Local Scraper 4.154 – Yelp and Google Updates

Local Scraper has been updated! I am proud to announce that we are back up and running. So lets get started.

Yelp

The other day Yelp decided to hire Distil Networks for anti scraper protection. This broke our old scraper and has made us change how we do things. So here is what we are doing about it.

Your program will now have Yelp Quick and Yelp Full. Yelp Quick is our new high speed scraper. It gets less data because it pulls from the search page instead of the listing page. Yelp Quick grabs 9 points of data listed below. This scraper is super fast and probably not require you to use proxies or the captcha services. No guarantee though. This will highly depend on the level of scraping you will be doing.

  • Name
  • Address
  • Phone
  • Rating Number
  • Review Number
  • Price Range
  • Category
  • Description Snippet
  • Image URL
  • Listing URL

Yelp Full gets all of the details that our original scraper got. What has changed is how we do it and our limits. Yelp Full is single threaded and can not be multithreaded. It also will require you to use proxies and solve captcha’s to complete a scrape. The scraper will not make it past 100 listings without using proxies. The more you have the better. With 8 IPs I was able to scrape 1000 results with 10-20 captchas. I would recommend the 25 IP address package that Proxy Bonanza sells. It’s $10 a month and will keep you up and running.
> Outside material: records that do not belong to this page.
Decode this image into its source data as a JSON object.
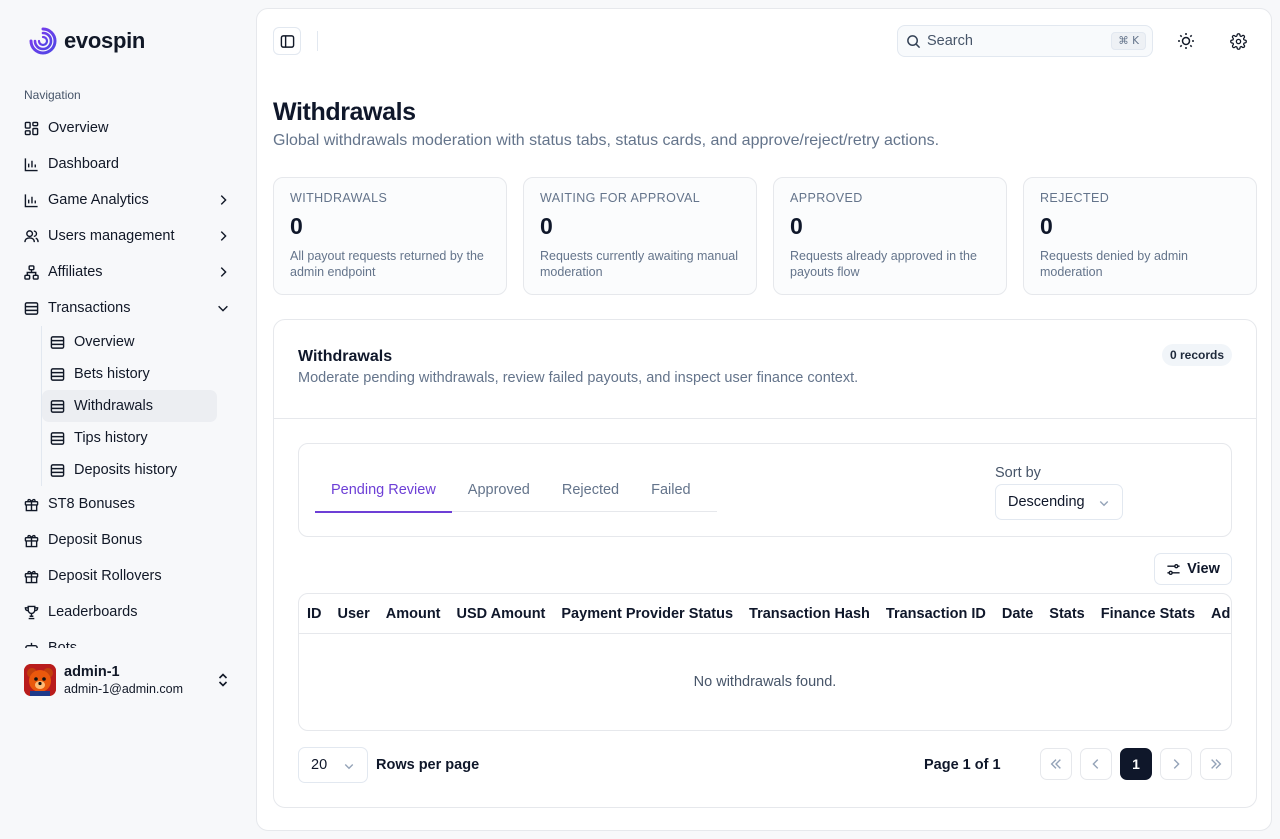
{
  "brand": {
    "name": "evospin"
  },
  "sidebar": {
    "heading": "Navigation",
    "items": [
      {
        "label": "Overview",
        "icon": "grid-icon"
      },
      {
        "label": "Dashboard",
        "icon": "chart-bar-icon"
      },
      {
        "label": "Game Analytics",
        "icon": "chart-bar-icon"
      },
      {
        "label": "Users management",
        "icon": "users-icon"
      },
      {
        "label": "Affiliates",
        "icon": "network-icon"
      },
      {
        "label": "Transactions",
        "icon": "archive-icon"
      }
    ],
    "sub_items": [
      {
        "label": "Overview"
      },
      {
        "label": "Bets history"
      },
      {
        "label": "Withdrawals"
      },
      {
        "label": "Tips history"
      },
      {
        "label": "Deposits history"
      }
    ],
    "more_items": [
      {
        "label": "ST8 Bonuses",
        "icon": "gift-icon"
      },
      {
        "label": "Deposit Bonus",
        "icon": "gift-icon"
      },
      {
        "label": "Deposit Rollovers",
        "icon": "gift-icon"
      },
      {
        "label": "Leaderboards",
        "icon": "trophy-icon"
      },
      {
        "label": "Bots",
        "icon": "bot-icon"
      }
    ],
    "user": {
      "name": "admin-1",
      "email": "admin-1@admin.com"
    }
  },
  "topbar": {
    "search_placeholder": "Search",
    "search_shortcut": "⌘ K"
  },
  "page": {
    "title": "Withdrawals",
    "description": "Global withdrawals moderation with status tabs, status cards, and approve/reject/retry actions."
  },
  "cards": [
    {
      "label": "WITHDRAWALS",
      "value": "0",
      "desc": "All payout requests returned by the admin endpoint"
    },
    {
      "label": "WAITING FOR APPROVAL",
      "value": "0",
      "desc": "Requests currently awaiting manual moderation"
    },
    {
      "label": "APPROVED",
      "value": "0",
      "desc": "Requests already approved in the payouts flow"
    },
    {
      "label": "REJECTED",
      "value": "0",
      "desc": "Requests denied by admin moderation"
    }
  ],
  "panel": {
    "title": "Withdrawals",
    "description": "Moderate pending withdrawals, review failed payouts, and inspect user finance context.",
    "records": "0 records",
    "tabs": [
      "Pending Review",
      "Approved",
      "Rejected",
      "Failed"
    ],
    "sort_label": "Sort by",
    "sort_value": "Descending",
    "view_label": "View",
    "columns": [
      "ID",
      "User",
      "Amount",
      "USD Amount",
      "Payment Provider Status",
      "Transaction Hash",
      "Transaction ID",
      "Date",
      "Stats",
      "Finance Stats",
      "Admin actions"
    ],
    "empty": "No withdrawals found.",
    "rows_per_page_value": "20",
    "rows_per_page_label": "Rows per page",
    "page_info": "Page 1 of 1",
    "current_page": "1"
  },
  "colors": {
    "accent": "#6d3fd6",
    "brand": "#5b3fd9",
    "dark": "#0f172a"
  }
}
So with Yelp Full you will get our original points of data but you will be required to use proxies and you will need to solve captchas. Don’t blame me blame Yelp for hiring Distil. The good news is that this can all mostly be automated so you can just let the program run.

I have made a new blog post covering how to use 2Captcha and how to setup it up with my scrapers. Click here to see the blog post about it.

Using proxies is covered on the ReadMe page for all products. Nothing changed with this, just that you are required now to use them.

Google

Google recently also made changes and the scraper was updated to resolve that also. Seems they no longer were going to support the browser we were using. So we changed the browser used to a new one. What’s different is that this browser is hidden so you will no longer get to see it in action like you used to. You do not need the captcha’s or proxies but I recommend the proxies if your planning a large amount of scraping.

If the new browser is not working for you try using the “Use Chrome” option. This option will use Google Chrome as the browser and should work much better. If you don’t want to see it on your screen click the Hide Browser option as well. To use these setting you will need normal 32bit version of Google Chrome installed.